Qu’on se mette d’accord avant tout : généralement, ce n’est pas sur le terrain du style qu’on attend un roman comme Hobboes : après tout c’est un thriller, et il est bien construit. Mais tout ce même : stylistiquement, Hobboes est écrit avec le mauvais côté du stylo. Une phrase comme « Habile cuisinière, Mme O’Neil confectionna un dîner complet avec viande et légumes. » (chapitre VII, p. 182 de l’édition de poche), ce n’est pas la première fois que je la lis, et j’espère que c’est la dernière.
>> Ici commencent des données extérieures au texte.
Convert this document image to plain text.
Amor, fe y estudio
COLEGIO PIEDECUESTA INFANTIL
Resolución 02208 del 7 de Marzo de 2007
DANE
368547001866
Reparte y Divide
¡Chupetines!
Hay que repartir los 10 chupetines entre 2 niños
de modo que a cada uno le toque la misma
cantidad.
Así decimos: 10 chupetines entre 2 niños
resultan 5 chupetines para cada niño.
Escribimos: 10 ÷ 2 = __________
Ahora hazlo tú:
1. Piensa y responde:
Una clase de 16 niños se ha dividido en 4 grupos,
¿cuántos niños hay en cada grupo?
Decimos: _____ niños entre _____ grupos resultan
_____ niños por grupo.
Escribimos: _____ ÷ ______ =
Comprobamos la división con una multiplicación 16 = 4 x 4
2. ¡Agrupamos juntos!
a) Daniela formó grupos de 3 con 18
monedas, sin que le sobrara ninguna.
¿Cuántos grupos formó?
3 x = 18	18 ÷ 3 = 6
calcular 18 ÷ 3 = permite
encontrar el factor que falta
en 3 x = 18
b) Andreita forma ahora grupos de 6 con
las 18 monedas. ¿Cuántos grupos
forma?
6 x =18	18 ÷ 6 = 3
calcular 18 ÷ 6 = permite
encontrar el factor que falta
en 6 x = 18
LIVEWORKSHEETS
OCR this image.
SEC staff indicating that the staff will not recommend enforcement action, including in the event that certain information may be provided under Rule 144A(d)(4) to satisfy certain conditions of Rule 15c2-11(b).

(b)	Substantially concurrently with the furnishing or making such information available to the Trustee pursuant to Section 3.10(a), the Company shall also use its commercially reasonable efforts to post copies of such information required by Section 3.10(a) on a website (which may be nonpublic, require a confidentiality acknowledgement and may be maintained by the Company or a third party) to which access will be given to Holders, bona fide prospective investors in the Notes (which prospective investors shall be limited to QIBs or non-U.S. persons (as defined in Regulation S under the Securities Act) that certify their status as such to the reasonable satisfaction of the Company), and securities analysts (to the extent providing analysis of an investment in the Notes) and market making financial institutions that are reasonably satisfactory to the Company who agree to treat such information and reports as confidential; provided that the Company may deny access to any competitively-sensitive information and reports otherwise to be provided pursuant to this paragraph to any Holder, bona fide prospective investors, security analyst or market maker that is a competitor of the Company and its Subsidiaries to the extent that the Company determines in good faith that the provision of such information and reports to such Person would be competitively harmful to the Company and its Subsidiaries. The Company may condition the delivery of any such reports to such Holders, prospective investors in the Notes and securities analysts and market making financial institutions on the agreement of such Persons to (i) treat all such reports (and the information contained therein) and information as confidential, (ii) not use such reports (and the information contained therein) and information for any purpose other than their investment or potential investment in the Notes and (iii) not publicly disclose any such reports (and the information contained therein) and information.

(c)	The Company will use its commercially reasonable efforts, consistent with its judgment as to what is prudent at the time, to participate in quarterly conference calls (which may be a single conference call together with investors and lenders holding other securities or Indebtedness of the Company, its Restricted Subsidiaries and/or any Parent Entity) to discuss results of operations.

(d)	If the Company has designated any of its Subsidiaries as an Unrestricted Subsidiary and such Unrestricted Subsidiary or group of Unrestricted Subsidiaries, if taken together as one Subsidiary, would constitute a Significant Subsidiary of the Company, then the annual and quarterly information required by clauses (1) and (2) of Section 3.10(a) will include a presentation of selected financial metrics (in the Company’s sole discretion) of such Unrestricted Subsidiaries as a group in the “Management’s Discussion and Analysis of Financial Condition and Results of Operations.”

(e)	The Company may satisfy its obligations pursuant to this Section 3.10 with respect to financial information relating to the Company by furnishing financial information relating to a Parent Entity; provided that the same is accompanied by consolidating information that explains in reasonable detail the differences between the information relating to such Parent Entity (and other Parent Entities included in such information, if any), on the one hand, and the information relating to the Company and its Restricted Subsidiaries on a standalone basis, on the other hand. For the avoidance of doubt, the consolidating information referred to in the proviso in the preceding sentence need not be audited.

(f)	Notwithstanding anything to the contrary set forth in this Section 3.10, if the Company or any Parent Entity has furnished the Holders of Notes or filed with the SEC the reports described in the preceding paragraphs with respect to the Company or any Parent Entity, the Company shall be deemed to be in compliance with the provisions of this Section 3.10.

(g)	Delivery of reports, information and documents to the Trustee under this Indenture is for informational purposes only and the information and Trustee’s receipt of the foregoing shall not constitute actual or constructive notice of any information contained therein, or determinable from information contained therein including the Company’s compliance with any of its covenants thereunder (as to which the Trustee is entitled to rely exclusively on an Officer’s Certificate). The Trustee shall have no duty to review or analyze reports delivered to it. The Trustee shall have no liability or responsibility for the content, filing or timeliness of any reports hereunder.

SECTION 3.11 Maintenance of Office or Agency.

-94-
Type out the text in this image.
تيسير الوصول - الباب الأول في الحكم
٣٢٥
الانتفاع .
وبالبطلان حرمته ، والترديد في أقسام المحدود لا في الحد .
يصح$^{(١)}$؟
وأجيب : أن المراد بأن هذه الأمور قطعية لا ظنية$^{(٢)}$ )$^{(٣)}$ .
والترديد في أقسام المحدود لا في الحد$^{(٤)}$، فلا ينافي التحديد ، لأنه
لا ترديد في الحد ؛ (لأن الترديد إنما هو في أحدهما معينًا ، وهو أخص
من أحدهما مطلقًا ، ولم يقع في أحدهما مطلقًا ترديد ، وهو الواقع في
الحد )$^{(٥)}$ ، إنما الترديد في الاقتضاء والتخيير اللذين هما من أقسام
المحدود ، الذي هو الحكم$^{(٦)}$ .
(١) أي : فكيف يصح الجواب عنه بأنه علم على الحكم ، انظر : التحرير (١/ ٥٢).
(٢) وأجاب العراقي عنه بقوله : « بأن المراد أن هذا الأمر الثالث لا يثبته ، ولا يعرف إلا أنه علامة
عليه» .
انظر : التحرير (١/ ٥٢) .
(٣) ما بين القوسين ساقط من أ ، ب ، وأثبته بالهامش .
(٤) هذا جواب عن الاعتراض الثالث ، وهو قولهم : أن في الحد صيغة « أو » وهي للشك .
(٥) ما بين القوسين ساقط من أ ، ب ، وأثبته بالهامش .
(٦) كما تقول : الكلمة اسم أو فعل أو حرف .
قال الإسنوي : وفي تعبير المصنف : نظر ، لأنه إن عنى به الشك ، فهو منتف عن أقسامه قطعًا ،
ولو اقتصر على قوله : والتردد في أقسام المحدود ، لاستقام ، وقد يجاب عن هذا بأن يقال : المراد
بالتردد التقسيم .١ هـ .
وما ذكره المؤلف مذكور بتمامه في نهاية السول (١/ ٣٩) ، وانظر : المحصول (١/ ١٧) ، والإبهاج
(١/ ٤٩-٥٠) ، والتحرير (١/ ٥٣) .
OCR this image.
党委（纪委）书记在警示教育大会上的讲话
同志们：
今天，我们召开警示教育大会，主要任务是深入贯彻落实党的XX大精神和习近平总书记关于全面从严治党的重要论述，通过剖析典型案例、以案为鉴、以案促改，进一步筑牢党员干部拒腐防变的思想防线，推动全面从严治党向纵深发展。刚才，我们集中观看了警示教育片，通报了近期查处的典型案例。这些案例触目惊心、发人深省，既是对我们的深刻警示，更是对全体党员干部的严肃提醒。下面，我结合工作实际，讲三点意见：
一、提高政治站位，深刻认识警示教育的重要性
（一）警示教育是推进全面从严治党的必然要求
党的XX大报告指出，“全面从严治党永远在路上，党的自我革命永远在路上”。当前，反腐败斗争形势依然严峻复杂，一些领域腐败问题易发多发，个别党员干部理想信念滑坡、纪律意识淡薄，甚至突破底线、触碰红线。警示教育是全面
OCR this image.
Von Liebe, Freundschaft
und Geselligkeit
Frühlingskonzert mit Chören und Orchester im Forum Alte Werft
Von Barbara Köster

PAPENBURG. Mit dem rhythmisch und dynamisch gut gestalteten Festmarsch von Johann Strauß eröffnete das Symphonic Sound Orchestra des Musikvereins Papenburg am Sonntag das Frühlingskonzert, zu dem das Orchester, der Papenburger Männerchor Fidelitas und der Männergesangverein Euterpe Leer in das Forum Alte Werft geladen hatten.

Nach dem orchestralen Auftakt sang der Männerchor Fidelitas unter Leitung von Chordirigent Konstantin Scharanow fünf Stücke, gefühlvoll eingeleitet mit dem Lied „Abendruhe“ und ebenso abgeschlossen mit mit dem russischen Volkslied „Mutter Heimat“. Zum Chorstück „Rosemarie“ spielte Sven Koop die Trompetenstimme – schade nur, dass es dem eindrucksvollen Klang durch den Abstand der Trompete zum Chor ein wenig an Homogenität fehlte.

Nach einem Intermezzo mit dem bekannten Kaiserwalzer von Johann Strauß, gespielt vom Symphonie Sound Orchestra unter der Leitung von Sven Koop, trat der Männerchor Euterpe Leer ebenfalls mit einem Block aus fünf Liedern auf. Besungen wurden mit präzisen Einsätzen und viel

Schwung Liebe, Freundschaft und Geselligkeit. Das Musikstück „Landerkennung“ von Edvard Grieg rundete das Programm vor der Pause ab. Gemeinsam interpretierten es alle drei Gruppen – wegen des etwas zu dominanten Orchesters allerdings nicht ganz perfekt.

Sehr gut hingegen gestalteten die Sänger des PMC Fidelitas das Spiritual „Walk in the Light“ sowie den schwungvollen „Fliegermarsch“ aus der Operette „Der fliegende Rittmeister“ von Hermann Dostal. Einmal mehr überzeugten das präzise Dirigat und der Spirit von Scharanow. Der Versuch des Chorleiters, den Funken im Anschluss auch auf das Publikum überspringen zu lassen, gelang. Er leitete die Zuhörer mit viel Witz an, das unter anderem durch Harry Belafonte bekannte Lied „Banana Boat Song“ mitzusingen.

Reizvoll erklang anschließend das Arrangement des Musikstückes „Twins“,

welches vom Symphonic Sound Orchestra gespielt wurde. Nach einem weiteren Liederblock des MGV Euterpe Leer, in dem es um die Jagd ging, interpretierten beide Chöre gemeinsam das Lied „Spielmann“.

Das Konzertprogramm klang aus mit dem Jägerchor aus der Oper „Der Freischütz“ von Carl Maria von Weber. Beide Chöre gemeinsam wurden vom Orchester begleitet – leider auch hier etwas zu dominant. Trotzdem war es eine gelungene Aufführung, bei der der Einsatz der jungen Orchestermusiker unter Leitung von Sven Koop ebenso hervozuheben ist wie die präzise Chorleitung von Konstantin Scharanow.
On a dû apprendre à Philippe Cavalier à écrire comme un élève de quatrième doué : éviter les répétitions, utiliser un vocabulaire varié et des phrases courtes, suivre l’ordre du schéma narratif et faire en sorte que le lecteur visualise et s’explique tout. (Enfin, il n’a pas dû tout retenir, parce que quand je lis : « les données sont sur Wikipédia […] jusqu’à ce qu’il y ait des centrales électriques en état de fonctionner », p. 135, je me dis qu’il y a quelques problèmes dans l’expression de la temporalité ; jusqu’à ce qu’il y ait n’est pas tant qu’il y a. Et pendant qu’est dans le scolaire, dans la Divine Comédie, l’Enfer n’est pas « le premier chant », p. 144, pas plus qu’il ne peut exister d’« acres carrés », p. 273.)
Si temporairement Hobboes propose un peu de mystère, il n’y a finalement pas la moindre zone d’ombre. Ça se lit facilement, ou plutôt c’est fait pour être lu facilement : ça doit être pour ça. Le lecteur reçoit passivement, admire sporadiquement tel coup de théâtre bien amené, se prend pourquoi pas au jeu de la survie de tel personnage : à aucun moment il ne réfléchit pour de vrai, car le texte ne propose ni ne permet aucune réflexion sur le langage. (En vérité il y en a une, amenée sans légèreté excessive, à propos d’un personnage appelé Sadim, et qui fait pourrir tout ce qu’il touche. Je connais un enfant de huit ans, amateur de mythologie gréco-romaine, qui a résolu l’énigme – par ailleurs posée quasi explicitement dans le texte, page 452 – sans trop de problème quand je la lui eus posée.)
Sinon, on a un chien qui aboie en réponse aux questions qu’on lui pose (p. 482).
En fait, Hobboes m’a fait parfois penser à la Ballade de Lila K : autant l’arrière-plan en est convaincant, autant l’intrigue de premier plan est ratée et le style dégueulasse.